Seems like we still need a way to emit non-timing metrics like #snapshots, #planfiles, #plantasks, #manifests, partition distribution across manifests.
@prodeezy, when do you want to emit those metrics? At commit time?
This seems a bit related to the CreateSnapshotEvent
that @rdsr added recently. That could be updated to have commit timing information.
The other fields, like number of snapshots, number of manifests seem like something you'd get live from the metadata tables. I'm not sure it makes sense to make the metrics, although we could keep track of them in snapshot summaries like we do total number of records and total number of files. Then the CreateSnapshotEvent
would send those metrics to listeners.
For #planfiles and #plantasks, what do you mean? For a given scan, the number of files and tasks? If so, then I think we should update ScanEvent
to send them.
For #planfiles and #plantasks, what do you mean? For a given scan, the number of files and tasks? If so, then I think we should update ScanEvent to send them.
Yes, and that makes sense to me. I'l look into bubbling up more stats. We have some more metrics we want to bubble up but from what I can see either CreateSnapshot
or ScanEvent
should cover them (if they don't already).
Having said that, I'l let @aokolnychyi and @raptond chime in as well as they have done some work around metrics reporting on their end and might have additional thoughts. Additionally I'd also like to know what stats other folks are maintaining on their end ( if outside Iceberg ), then maybe we can bring that into the SnapshotSummary
/ ScanEvent
.
Posting the conversation from last sync..

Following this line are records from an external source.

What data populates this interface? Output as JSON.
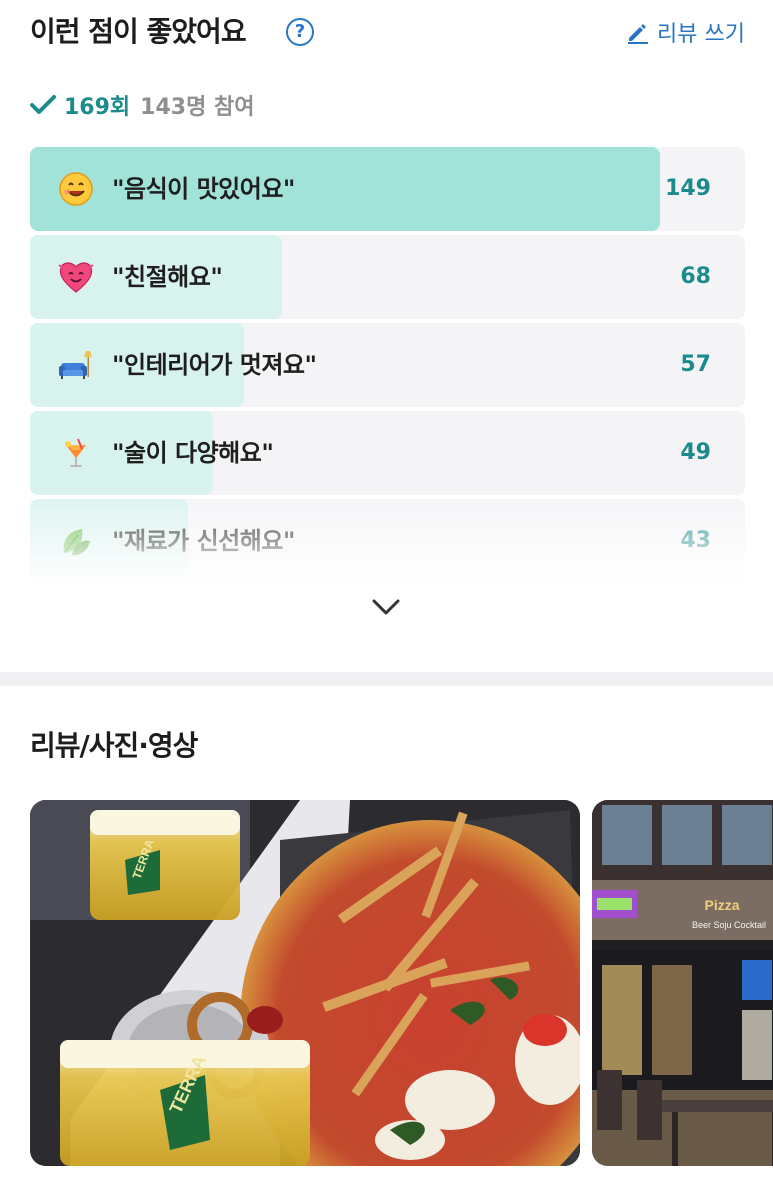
{
  "header": {
    "title": "이런 점이 좋았어요",
    "help_icon": "?",
    "write_label": "리뷰 쓰기"
  },
  "summary": {
    "count": "169회",
    "participants": "143명 참여"
  },
  "keywords": [
    {
      "icon": "smiling-face-icon",
      "label": "\"음식이 맛있어요\"",
      "count": "149",
      "fraction": 1.0,
      "fill": "#a1e2d9"
    },
    {
      "icon": "heart-face-icon",
      "label": "\"친절해요\"",
      "count": "68",
      "fraction": 0.4,
      "fill": "#d8f2ee"
    },
    {
      "icon": "sofa-icon",
      "label": "\"인테리어가 멋져요\"",
      "count": "57",
      "fraction": 0.34,
      "fill": "#d8f2ee"
    },
    {
      "icon": "cocktail-icon",
      "label": "\"술이 다양해요\"",
      "count": "49",
      "fraction": 0.29,
      "fill": "#d8f2ee"
    },
    {
      "icon": "leaf-icon",
      "label": "\"재료가 신선해요\"",
      "count": "43",
      "fraction": 0.25,
      "fill": "#d8f2ee"
    }
  ],
  "section": {
    "title": "리뷰/사진·영상"
  },
  "photos": [
    {
      "name": "review-photo-pizza",
      "signs": [
        "TERRA",
        "TERRA"
      ]
    },
    {
      "name": "review-photo-storefront",
      "signs": [
        "Beer Soju Cocktail"
      ]
    }
  ],
  "colors": {
    "accent": "#1c8b8c",
    "link": "#2a74c6",
    "bar_bg": "#f4f4f7"
  }
}
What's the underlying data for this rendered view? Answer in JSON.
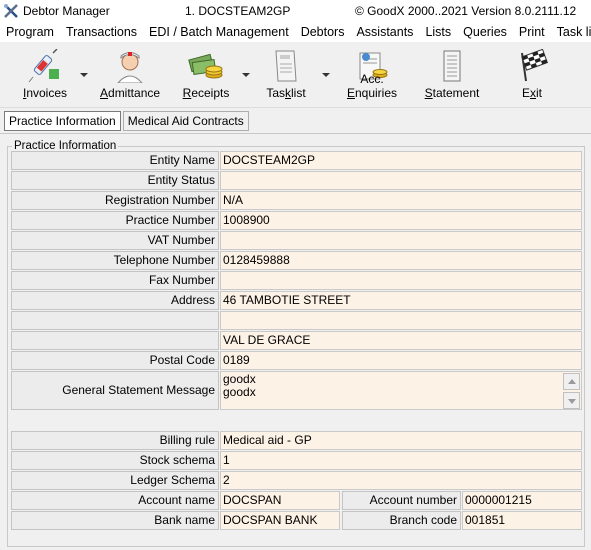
{
  "window": {
    "app_title": "Debtor Manager",
    "document": "1. DOCSTEAM2GP",
    "version": "© GoodX 2000..2021  Version 8.0.2111.12",
    "app_icon": "tools-cross-icon"
  },
  "menu": [
    "Program",
    "Transactions",
    "EDI / Batch Management",
    "Debtors",
    "Assistants",
    "Lists",
    "Queries",
    "Print",
    "Task list"
  ],
  "toolbar": {
    "invoices": {
      "pre": "",
      "accel": "I",
      "post": "nvoices",
      "icon": "syringe-icon"
    },
    "admittance": {
      "pre": "",
      "accel": "A",
      "post": "dmittance",
      "icon": "nurse-icon"
    },
    "receipts": {
      "pre": "",
      "accel": "R",
      "post": "eceipts",
      "icon": "money-icon"
    },
    "tasklist": {
      "pre": "Tas",
      "accel": "k",
      "post": "list",
      "icon": "task-paper-icon"
    },
    "acc_enquiries": {
      "pre": "Acc. ",
      "accel": "E",
      "post": "nquiries",
      "icon": "enquiry-icon"
    },
    "statement": {
      "pre": "",
      "accel": "S",
      "post": "tatement",
      "icon": "statement-icon"
    },
    "exit": {
      "pre": "E",
      "accel": "x",
      "post": "it",
      "icon": "checkered-flag-icon"
    }
  },
  "tabs": {
    "practice_info": "Practice Information",
    "medical_aid": "Medical Aid Contracts"
  },
  "group_title": "Practice Information",
  "fields": {
    "entity_name": {
      "label": "Entity Name",
      "value": "DOCSTEAM2GP"
    },
    "entity_status": {
      "label": "Entity Status",
      "value": ""
    },
    "registration_number": {
      "label": "Registration Number",
      "value": "N/A"
    },
    "practice_number": {
      "label": "Practice Number",
      "value": "1008900"
    },
    "vat_number": {
      "label": "VAT Number",
      "value": ""
    },
    "telephone_number": {
      "label": "Telephone Number",
      "value": "0128459888"
    },
    "fax_number": {
      "label": "Fax Number",
      "value": ""
    },
    "address": {
      "label": "Address",
      "value": "46 TAMBOTIE STREET"
    },
    "address_2": {
      "label": "",
      "value": ""
    },
    "address_3": {
      "label": "",
      "value": "VAL DE GRACE"
    },
    "postal_code": {
      "label": "Postal Code",
      "value": "0189"
    },
    "general_statement_message": {
      "label": "General Statement Message",
      "line1": "goodx",
      "line2": "goodx"
    },
    "billing_rule": {
      "label": "Billing rule",
      "value": "Medical aid - GP"
    },
    "stock_schema": {
      "label": "Stock schema",
      "value": "1"
    },
    "ledger_schema": {
      "label": "Ledger Schema",
      "value": "2"
    },
    "account_name": {
      "label": "Account name",
      "value": "DOCSPAN"
    },
    "account_number": {
      "label": "Account number",
      "value": "0000001215"
    },
    "bank_name": {
      "label": "Bank name",
      "value": "DOCSPAN BANK"
    },
    "branch_code": {
      "label": "Branch code",
      "value": "001851"
    }
  }
}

Gautam: how are others monitoring dataset health? Discussing additional metrics about datasets, like number of manifests, number of data files, etc. Ryan: What is the use case? Gautam: We want to know when tables are misconfigured or need attention. For example, when commits take too long due to retries, or when scan planning takes a long time. Are current stats enough? Ryan: That would be useful, we don’t currently do much to keep track of those. I think the current approach of emitting events to listeners is good, but we will need to add more data to those events, like how long a commit or planning run took. We can also start tracking total number of metadata files in snapshot summaries to emit with the events for context. Edgar: Should we add similar listeners to the catalogs? Ryan: That’s a good idea, so you could know how long it took to create or drop a table.
So seems like we want to stick to registering listeners. If one wants they can use a codahale metrics client to report/publish any metrics. does this sound good @raptond ? In that regard, we need some additional metrics that need to be bubbled up in the snapshot summary/scan events etc. I'l create an issue for that.
We have ScanMetrics API now. Closing.
I think it makes sense to consider using a metrics lib to measure things like commit time, job planning time, time to connect to the metastore, etc. Codahale seems to be a very popular option for this.
There are a couple of design decisions we need to make:
MetricsSystem
with its own sources and sinks. One option is to create only a custom metrics source for Spark and use the existing logic to register it. The main question is whether this approach is flexible enough and will work with arbitrary query engines. As opposed to this, Iceberg can have its ownMetricsSystem
and its own way to register and report metrics.planFiles
/planTasks
? If yes, we will have to modify the iterators. Alternatively, we can say that metrics should be collected at the data source level. However, this restricts us in what metrics we can actually collect.